I have to admit it: sometimes I get a little tired of the food movement. Don’t get me wrong, I find it incredibly inspiring and energizing to talk to people about their work with gardens, local food procurement, healthy schools, and so on and so on. I love it and can talk about this passion for hours. But sometimes, especially after getting a sample of a cracker (or anything, at this point) at Whole Foods and being told that it’s ‘not GMO, organic, local, gluten free..’ et cetera – it seems like the meaning of these terms is getting bogged down in marketing and fashion.
It’s as if this movement has turned a corner from being a radical, hippy subculture and made it onto MTV. Another bougie fermentation workshop and I’m rolling my eyes at something I actually care strongly about.
I was feeling this way – just a little bit – until I read this and other articles about the UN’s new report on climate change.

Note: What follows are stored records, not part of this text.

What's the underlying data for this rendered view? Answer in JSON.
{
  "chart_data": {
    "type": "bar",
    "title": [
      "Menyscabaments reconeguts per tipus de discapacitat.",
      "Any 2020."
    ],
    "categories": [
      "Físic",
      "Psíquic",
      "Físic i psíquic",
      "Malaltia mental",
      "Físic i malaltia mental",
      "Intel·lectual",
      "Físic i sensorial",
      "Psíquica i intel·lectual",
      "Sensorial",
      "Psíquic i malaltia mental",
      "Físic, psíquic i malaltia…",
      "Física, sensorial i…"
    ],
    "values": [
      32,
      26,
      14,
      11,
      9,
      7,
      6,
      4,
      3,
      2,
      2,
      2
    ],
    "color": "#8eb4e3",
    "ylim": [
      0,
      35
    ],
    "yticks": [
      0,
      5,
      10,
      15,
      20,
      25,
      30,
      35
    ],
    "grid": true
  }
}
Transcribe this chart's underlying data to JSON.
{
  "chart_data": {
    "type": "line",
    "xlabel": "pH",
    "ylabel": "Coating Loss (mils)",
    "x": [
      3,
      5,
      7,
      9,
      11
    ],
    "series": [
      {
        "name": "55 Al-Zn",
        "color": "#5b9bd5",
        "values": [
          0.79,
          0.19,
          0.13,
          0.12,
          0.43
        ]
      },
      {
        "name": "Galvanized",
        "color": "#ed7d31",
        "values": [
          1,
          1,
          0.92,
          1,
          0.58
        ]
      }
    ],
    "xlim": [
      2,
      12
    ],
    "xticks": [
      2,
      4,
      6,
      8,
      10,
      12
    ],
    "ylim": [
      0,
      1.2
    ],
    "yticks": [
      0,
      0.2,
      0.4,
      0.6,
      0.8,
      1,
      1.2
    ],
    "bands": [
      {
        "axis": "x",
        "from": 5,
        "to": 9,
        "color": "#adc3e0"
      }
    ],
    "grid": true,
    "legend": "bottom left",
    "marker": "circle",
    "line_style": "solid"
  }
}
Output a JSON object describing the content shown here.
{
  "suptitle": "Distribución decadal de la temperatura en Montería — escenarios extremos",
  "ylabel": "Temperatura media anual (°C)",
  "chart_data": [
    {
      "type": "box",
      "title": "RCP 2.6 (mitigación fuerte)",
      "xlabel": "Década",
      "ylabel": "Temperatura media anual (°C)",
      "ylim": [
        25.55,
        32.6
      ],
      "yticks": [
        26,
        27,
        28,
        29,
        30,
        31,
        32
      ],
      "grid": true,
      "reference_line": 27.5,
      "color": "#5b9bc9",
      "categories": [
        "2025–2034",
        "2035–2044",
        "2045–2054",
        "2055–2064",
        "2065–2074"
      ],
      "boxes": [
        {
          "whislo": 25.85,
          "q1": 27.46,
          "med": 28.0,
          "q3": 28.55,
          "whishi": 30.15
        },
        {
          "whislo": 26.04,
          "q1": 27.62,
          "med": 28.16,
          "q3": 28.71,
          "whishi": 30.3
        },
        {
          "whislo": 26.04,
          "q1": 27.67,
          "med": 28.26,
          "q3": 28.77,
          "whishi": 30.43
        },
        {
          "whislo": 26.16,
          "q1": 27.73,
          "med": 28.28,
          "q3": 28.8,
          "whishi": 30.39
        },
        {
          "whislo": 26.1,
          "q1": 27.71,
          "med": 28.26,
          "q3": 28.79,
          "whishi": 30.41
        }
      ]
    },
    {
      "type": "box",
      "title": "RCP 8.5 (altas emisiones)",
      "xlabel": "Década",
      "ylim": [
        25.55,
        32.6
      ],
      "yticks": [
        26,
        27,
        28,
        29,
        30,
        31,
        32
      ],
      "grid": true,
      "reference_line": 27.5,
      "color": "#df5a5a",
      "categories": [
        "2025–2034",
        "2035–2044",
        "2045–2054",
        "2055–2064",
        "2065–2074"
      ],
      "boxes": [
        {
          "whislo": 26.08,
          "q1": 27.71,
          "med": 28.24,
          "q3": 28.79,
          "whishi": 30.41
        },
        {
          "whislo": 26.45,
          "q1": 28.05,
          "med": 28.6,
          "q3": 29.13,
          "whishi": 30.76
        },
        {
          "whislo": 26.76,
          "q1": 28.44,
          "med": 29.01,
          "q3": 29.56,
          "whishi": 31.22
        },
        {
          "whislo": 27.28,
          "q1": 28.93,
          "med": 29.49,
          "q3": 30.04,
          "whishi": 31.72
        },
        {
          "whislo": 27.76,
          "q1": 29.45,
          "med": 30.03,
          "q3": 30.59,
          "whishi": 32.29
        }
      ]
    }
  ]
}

Widespread displacement, increased food insecurity, and devastation in coastal regions – and that’s just within the next few decades. The immediacy of climate change, and the complete disaster it will bring, reinforces the importance of a strong local foods movement. Sure, it can get a bit trendy at times. But it’s now more than ever that we need the general public aware of the destructive powers of big ag – and that there are alternatives, such as growing your own vegetables and making compost from food scraps instead of adding to our massive landfills.
I would love to see the people of this world come together in a positive way to heal the earth from the wounds of industrial agriculture and fossil fuel production. Bougie foodies, too.
(In other news, I’m in Florida! Hello sunshine, my limbs haven’t seen you in awhile!)